The superfluid-like behaviour of a condensate of polaritons at room temperature has been seen for the first time by researchers in Italy and Canada. Until now, such behaviour had only been observed at very low temperatures. As well as allowing physicists to study macroscopic quantum phenomena under ambient conditions, the research could be exploited in the development of photonic circuits that use light to process information.

Superfluidity – the flow of liquid without any friction – was first observed in ultracold liquid helium in 1938. Such a superfluid liquid can creep up along the walls of a container, boil without bubbles and even flow around obstacles. Shortly after the discovery, the physicist Fritz London suggested that there might be some sort of link between a superfluid and a Bose–Einstein condensate (BEC) – the latter being a state of matter in which all constituent particles have condensed into a single quantum state.

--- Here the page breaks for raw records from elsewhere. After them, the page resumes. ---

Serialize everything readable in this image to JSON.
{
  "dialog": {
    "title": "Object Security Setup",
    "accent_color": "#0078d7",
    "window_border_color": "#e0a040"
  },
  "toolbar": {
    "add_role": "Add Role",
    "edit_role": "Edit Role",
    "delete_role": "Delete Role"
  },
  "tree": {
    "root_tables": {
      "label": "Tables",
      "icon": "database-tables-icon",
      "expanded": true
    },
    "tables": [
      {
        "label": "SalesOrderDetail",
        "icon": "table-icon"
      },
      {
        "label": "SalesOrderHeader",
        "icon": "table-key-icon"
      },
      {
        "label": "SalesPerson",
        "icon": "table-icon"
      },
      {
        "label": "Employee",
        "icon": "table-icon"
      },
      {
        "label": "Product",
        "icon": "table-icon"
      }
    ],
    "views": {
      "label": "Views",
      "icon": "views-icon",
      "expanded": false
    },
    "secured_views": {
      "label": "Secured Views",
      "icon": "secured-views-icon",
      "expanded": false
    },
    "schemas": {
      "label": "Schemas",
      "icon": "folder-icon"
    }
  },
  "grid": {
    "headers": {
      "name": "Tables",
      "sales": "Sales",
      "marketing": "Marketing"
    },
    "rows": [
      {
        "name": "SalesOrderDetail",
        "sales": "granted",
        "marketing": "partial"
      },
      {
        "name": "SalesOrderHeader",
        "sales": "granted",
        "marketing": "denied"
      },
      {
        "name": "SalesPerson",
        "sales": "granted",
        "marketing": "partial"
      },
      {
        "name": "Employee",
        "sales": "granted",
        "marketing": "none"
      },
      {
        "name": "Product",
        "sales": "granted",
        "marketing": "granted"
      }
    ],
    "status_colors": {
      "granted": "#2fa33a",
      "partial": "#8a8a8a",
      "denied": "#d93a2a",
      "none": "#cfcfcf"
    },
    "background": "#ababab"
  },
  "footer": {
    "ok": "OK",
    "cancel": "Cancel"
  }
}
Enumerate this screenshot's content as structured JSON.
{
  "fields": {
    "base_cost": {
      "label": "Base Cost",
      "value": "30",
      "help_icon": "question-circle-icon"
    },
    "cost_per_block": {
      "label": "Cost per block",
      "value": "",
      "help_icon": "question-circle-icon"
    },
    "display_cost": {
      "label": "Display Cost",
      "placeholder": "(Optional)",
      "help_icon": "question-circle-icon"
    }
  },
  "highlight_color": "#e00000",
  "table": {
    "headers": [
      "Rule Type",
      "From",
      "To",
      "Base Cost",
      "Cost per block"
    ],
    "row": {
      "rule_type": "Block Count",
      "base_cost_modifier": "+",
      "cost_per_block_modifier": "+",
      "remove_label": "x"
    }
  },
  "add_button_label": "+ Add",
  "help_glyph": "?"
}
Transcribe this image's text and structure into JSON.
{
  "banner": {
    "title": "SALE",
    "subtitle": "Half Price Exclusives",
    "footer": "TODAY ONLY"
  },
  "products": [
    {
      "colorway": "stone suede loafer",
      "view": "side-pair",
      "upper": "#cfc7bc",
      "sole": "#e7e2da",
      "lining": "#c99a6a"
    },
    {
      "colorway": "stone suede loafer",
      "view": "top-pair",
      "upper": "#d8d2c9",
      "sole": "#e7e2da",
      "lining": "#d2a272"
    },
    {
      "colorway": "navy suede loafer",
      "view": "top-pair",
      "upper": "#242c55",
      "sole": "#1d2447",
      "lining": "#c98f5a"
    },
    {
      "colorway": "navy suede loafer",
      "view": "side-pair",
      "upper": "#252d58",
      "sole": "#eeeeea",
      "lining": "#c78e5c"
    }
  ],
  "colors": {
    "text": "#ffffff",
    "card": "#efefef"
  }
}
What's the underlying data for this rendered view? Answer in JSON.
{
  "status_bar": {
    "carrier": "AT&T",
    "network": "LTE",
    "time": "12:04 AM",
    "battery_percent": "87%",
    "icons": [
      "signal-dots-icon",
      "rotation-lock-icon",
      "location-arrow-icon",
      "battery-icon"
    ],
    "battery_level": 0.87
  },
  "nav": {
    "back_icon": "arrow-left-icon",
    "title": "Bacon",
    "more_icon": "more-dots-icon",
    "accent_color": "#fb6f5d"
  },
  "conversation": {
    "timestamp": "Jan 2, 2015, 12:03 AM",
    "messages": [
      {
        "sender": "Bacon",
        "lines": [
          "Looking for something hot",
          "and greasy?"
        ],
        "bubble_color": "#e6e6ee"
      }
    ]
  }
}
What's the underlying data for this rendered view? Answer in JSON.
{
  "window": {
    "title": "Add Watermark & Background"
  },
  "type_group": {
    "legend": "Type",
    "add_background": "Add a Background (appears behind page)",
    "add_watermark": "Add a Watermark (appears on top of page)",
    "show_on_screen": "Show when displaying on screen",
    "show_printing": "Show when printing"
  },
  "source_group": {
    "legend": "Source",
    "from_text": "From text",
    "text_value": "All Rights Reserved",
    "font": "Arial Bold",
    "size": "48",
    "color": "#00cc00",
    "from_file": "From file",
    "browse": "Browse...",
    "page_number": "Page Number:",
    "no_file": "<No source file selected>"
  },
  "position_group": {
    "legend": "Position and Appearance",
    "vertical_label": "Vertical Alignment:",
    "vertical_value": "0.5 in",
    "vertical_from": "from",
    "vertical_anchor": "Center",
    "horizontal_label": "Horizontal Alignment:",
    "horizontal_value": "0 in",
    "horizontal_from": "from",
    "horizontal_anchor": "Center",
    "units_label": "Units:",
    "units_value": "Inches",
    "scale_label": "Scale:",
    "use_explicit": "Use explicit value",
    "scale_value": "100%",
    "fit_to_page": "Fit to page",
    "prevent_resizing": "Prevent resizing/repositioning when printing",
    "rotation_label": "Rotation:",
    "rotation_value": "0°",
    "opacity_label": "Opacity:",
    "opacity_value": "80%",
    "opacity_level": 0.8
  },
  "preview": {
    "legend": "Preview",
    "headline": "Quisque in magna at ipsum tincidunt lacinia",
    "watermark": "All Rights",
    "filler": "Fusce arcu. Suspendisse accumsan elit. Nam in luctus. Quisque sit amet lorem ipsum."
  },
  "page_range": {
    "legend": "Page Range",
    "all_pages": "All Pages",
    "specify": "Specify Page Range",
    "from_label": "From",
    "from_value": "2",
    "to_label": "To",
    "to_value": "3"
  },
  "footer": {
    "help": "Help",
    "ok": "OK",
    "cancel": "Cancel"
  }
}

He was proved right in 1995 when superfluidity was observed in BECs made from ultracold atoms.

To date, however, superfluidity and BECs have only been observed at very low temperatures. A team led by Daniele Sanvitto of the CNR NANOTEC in Leece, Italy, and Stéphane Kéna-Cohen of the Polytechnqiue Montréal in Canada has now shown that a condensate of quasiparticles called polaritons can behave as a superfluid at room temperature.